Dr. Louis says pathologists are starting to understand these cases—which he calls “rare situations”—better. “They’re not that common,” he says, “because the combined molecular-histological entities we set up were well established, based on lots of cases and lots of analyses.” The resulting definitions are quite precise.
The layered report also helps with this, he says, offering an example of how this might play out: a tumor that appears to be one type histologically—he calls it type A—but type B based on molecular findings. Each bit of information would appear in the appropriate line. The integrated diagnosis might be a descriptive one or an NOS-type category. Such a report should make a discrepancy quite clear to oncologists and pathologists, says Dr. Louis. “It’s sitting right there in front of you.”

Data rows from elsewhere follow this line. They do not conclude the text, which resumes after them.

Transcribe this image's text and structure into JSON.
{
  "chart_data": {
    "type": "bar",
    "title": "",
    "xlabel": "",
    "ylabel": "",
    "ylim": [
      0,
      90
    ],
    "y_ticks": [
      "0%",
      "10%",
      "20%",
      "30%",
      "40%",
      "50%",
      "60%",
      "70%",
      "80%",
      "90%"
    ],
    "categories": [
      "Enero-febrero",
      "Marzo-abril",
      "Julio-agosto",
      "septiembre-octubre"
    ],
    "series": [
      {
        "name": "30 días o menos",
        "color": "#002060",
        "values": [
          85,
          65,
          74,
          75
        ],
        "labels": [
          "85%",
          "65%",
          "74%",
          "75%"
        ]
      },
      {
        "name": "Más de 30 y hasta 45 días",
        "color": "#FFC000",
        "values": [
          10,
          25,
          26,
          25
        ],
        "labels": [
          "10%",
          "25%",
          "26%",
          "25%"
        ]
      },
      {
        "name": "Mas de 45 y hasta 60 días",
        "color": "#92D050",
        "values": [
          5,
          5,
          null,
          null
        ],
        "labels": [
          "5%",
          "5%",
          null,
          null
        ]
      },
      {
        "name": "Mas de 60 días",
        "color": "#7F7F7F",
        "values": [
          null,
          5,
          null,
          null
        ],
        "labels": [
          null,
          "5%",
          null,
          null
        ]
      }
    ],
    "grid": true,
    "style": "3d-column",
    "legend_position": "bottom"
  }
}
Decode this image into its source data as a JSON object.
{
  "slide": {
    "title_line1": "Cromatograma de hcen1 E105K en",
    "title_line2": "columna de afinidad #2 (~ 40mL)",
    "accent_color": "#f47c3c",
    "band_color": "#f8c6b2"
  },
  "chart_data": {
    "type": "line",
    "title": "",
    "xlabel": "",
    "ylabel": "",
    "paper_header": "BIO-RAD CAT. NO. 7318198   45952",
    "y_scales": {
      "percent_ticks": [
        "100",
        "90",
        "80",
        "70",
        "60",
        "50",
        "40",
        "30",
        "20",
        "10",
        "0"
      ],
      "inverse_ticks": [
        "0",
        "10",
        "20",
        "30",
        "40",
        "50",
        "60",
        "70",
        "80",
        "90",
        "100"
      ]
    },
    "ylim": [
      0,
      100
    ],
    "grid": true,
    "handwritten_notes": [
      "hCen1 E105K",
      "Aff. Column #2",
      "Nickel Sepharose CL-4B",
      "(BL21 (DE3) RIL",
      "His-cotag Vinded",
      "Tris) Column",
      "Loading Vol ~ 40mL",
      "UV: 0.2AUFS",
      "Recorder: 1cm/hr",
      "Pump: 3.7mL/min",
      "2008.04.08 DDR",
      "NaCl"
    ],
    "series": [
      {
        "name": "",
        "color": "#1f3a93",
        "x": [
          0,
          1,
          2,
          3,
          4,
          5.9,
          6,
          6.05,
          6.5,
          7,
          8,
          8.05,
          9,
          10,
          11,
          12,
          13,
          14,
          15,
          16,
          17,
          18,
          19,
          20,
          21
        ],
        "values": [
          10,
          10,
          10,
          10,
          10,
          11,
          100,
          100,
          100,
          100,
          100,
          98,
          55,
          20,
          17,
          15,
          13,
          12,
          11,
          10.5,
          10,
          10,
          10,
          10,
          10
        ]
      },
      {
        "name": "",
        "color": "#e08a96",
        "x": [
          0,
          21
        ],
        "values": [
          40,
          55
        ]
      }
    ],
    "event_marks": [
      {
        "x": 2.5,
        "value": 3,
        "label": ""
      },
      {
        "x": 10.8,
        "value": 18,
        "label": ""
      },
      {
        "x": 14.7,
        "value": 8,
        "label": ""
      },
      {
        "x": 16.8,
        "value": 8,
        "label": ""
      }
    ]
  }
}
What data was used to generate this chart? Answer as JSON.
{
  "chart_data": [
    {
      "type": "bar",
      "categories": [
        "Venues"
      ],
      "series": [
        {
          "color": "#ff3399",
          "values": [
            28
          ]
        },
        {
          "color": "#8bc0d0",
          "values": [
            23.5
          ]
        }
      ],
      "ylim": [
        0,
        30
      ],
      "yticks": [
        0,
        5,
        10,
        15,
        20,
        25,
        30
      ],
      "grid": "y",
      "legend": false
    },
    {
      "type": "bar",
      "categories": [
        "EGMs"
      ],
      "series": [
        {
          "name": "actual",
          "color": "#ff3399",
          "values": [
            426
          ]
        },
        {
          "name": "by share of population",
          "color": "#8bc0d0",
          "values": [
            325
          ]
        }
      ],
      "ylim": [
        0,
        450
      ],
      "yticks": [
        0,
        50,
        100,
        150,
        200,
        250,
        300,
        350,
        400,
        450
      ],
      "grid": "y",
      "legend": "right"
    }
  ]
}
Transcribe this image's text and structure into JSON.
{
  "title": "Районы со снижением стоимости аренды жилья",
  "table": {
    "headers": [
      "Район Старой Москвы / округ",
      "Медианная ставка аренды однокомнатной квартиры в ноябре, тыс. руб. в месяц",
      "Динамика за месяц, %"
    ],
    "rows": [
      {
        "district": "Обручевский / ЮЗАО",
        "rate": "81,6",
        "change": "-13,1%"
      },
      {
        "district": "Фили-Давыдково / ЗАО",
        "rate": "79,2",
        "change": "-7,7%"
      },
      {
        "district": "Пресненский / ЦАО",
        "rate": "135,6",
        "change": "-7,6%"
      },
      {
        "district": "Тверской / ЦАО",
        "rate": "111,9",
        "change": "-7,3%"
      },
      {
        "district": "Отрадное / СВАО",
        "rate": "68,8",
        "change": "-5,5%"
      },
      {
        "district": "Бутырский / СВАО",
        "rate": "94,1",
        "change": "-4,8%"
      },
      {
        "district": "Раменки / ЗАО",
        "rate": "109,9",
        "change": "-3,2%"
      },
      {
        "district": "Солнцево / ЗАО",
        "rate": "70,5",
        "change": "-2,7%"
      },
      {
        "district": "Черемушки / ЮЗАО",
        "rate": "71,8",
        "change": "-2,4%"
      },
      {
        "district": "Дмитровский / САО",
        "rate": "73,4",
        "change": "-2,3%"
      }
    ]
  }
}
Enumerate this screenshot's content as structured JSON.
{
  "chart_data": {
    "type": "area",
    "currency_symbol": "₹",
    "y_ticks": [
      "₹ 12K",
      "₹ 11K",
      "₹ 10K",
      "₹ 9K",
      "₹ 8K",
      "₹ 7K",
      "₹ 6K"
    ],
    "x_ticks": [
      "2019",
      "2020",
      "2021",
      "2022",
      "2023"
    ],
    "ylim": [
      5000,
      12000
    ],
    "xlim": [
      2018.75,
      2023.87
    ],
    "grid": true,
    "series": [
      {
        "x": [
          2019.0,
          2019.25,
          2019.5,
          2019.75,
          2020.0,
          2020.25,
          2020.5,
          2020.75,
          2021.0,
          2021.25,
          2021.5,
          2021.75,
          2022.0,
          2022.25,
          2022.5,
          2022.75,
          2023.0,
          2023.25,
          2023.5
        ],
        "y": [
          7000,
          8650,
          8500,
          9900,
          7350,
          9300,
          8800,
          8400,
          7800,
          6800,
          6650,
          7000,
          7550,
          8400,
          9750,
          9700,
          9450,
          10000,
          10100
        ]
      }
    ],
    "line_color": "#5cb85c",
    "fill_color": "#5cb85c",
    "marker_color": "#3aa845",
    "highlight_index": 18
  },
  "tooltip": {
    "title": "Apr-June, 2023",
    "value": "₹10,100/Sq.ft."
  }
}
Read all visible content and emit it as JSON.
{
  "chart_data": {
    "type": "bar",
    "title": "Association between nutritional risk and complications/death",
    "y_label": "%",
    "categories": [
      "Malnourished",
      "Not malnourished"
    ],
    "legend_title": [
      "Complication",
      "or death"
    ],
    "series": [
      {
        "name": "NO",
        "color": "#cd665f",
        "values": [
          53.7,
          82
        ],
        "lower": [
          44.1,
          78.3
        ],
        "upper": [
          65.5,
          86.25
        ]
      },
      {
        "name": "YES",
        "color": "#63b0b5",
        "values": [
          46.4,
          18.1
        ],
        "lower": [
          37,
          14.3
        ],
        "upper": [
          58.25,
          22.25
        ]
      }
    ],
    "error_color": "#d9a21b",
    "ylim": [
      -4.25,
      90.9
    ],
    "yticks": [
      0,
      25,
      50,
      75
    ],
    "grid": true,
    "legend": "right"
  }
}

Explaining further, Dr. Louis says, “We’ve seen instances where the oncologists have said, ‘I know the histology says A, but I’m interested in that molecular B. I’m going to treat this patient like a B.’” He and his colleagues have also seen the opposite. “An oncologist says, ‘The B doesn’t make sense in light of what we’re seeing in this patient. I’m going to assume this is a weird A.’” In some cases, oncologists will view the tumor as an A-B, worth following more closely.
With an eye toward the next classification, he notes that while the IDH mutation works well to separate adult diffuse gliomas into different prognostic groups, it has no meaning in pediatric diffuse gliomas that histologically look identical to adult tumors. Instead, a number of different mutations are emerging with more frequency in pediatric cases. “They are now trying to decide which of these are clinically important and belong in the next WHO. Which one of these form tight entities?”
Mismatch cases and other hard-to-pin-down entities, while frustrating, serve an important purpose. They are, says Dr. Louis, “learning experiences for the next time. When you construct these classifications, you’re not constructing them for all eternity,” he says with a laugh.
Karen Titus is CAP TODAY contributing editor and co-managing editor.